Le désir de toucher le monde par des mots a quelque chose à voir avec la puissance d'une nation.
Nous nous plaignons de notre ignorance, mais c'est elle qui fait presque tout le bien du monde : ne prévoir pas, fait que nous nous engageons.
Un monde meilleur t'attend !
Les mots n'ont rien de véritablement étranger, mais les images qu'ils suscitent ne débouchent que sur des sensations de meurtre inaccompli, de cruauté diffuse et de malaise. On ne saisit pas l'intention de celui qui parle et on ne comprend même pas qui prend la parole.
On n'apprend pas à dominer le monde à travers la biologie ou les mathématiques, mais en lisant les poètes, les romanciers, les dramaturges, les essayistes.
Contempler le monde ne coûte rien. Ce qu'il faut payer ensuite, ce sont les commentaires.
On ne vient pas au monde avec une personnalité, il faut se la faire.
Si Dieu fermait un instant les yeux et qu'il retirât à lui sa main puissante, le monde entier s'évanouirait comme un songe.
Quand on a vingt ans, on pense avoir résolu l'énigme du monde ; à trente ans, on commence à réfléchir sur elle et à quarante, on découvre qu'elle est insoluble.
A quoi servent en effet richesse et puissance si elles ne contribuent pas à donner forme aux rêves ?
S'occuper des choses les plus sérieuses du monde n'est possible qu'à condition de comprendre aussi les choses les plus dérisoires.
Nous apprenons tous les jours davantage que les peines en ce monde sont inévitables, que nous ne sommes pas placés ici pour y être heureux et qu'en nous résignant à notre destination, nous trouvons en nous d'inépuisables forces.
Le silence est une puissance redoutable pour qui sait le manier.
La solitude exaspère tant de monde et le monde, le solitaire.
La célébrité vous donne l'impression que tout le monde vous connaît, mais en réalité, vous ne connaissez personne.
La liberté consiste moins à faire sa volonté qu'à ne pas être soumis à celle d'autrui.
Je pense que tout le monde est bizarre. Nous devrions tous célébrer notre individualité et ne pas en être gêné.
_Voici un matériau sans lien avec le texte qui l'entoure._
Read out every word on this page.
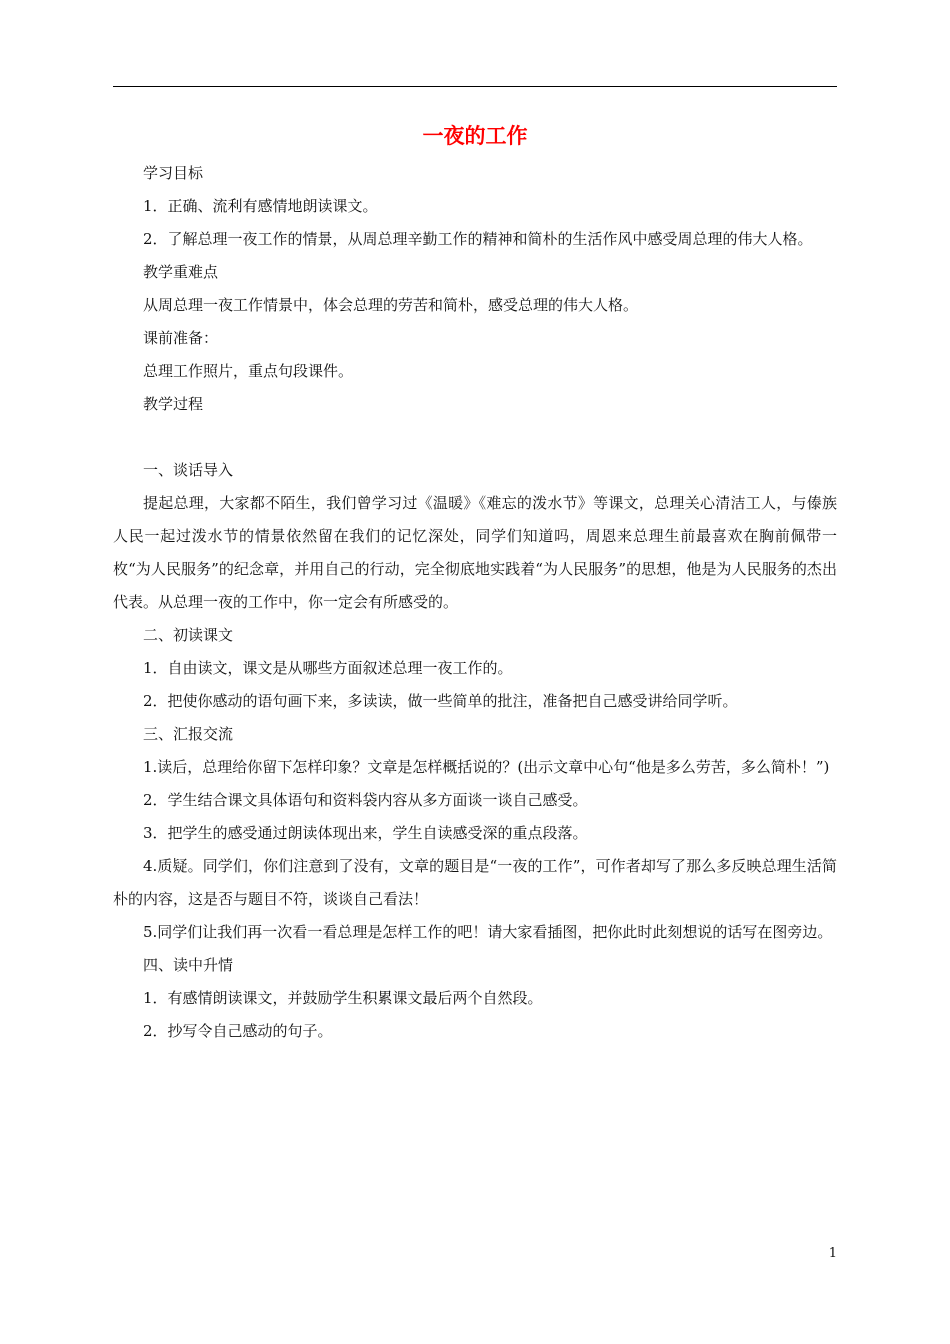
一夜的工作

学习目标

1．正确、流利有感情地朗读课文。

2．了解总理一夜工作的情景，从周总理辛勤工作的精神和简朴的生活作风中感受周总理的伟大人格。

教学重难点

从周总理一夜工作情景中，体会总理的劳苦和简朴，感受总理的伟大人格。

课前准备：

总理工作照片，重点句段课件。

教学过程

一、谈话导入

提起总理，大家都不陌生，我们曾学习过《温暖》《难忘的泼水节》等课文，总理关心清洁工人，与傣族人民一起过泼水节的情景依然留在我们的记忆深处，同学们知道吗，周恩来总理生前最喜欢在胸前佩带一枚“为人民服务”的纪念章，并用自己的行动，完全彻底地实践着“为人民服务”的思想，他是为人民服务的杰出代表。从总理一夜的工作中，你一定会有所感受的。

二、初读课文

1．自由读文，课文是从哪些方面叙述总理一夜工作的。

2．把使你感动的语句画下来，多读读，做一些简单的批注，准备把自己感受讲给同学听。

三、汇报交流

1.读后，总理给你留下怎样印象？文章是怎样概括说的？(出示文章中心句“他是多么劳苦，多么简朴！”)

2．学生结合课文具体语句和资料袋内容从多方面谈一谈自己感受。

3．把学生的感受通过朗读体现出来，学生自读感受深的重点段落。

4.质疑。同学们，你们注意到了没有，文章的题目是“一夜的工作”，可作者却写了那么多反映总理生活简朴的内容，这是否与题目不符，谈谈自己看法！

5.同学们让我们再一次看一看总理是怎样工作的吧！请大家看插图，把你此时此刻想说的话写在图旁边。

四、读中升情

1．有感情朗读课文，并鼓励学生积累课文最后两个自然段。

2．抄写令自己感动的句子。

1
Les plaisirs du monde consistent à aller s'ennuyer chez des gens qu'on ennuie.
Rien n'est plus bouleversant que l'action d'aider une femme à prendre conscience de l'extraordinaire puissance qui gît en elle ; mais rien n'est plus dangereux pour celui qui l'aide, surtout si c'est celui qui l'aime.
L'homme le plus prétentieux au monde aurait été celui qui célébrait son anniversaire en envoyant un télégramme de félicitations à sa mère !
Conquérir le monde à cheval est facile ; c'est démonter et gouverner qui est difficile.
Le silence de l'auditoire signifie que tout le monde est d'accord. Ou alors que personne n'écoute.
L'argent, c'est la puissance matériellement projetée sur le monde.
Les mots sont comme un cancer, ils rongent de l'intérieur.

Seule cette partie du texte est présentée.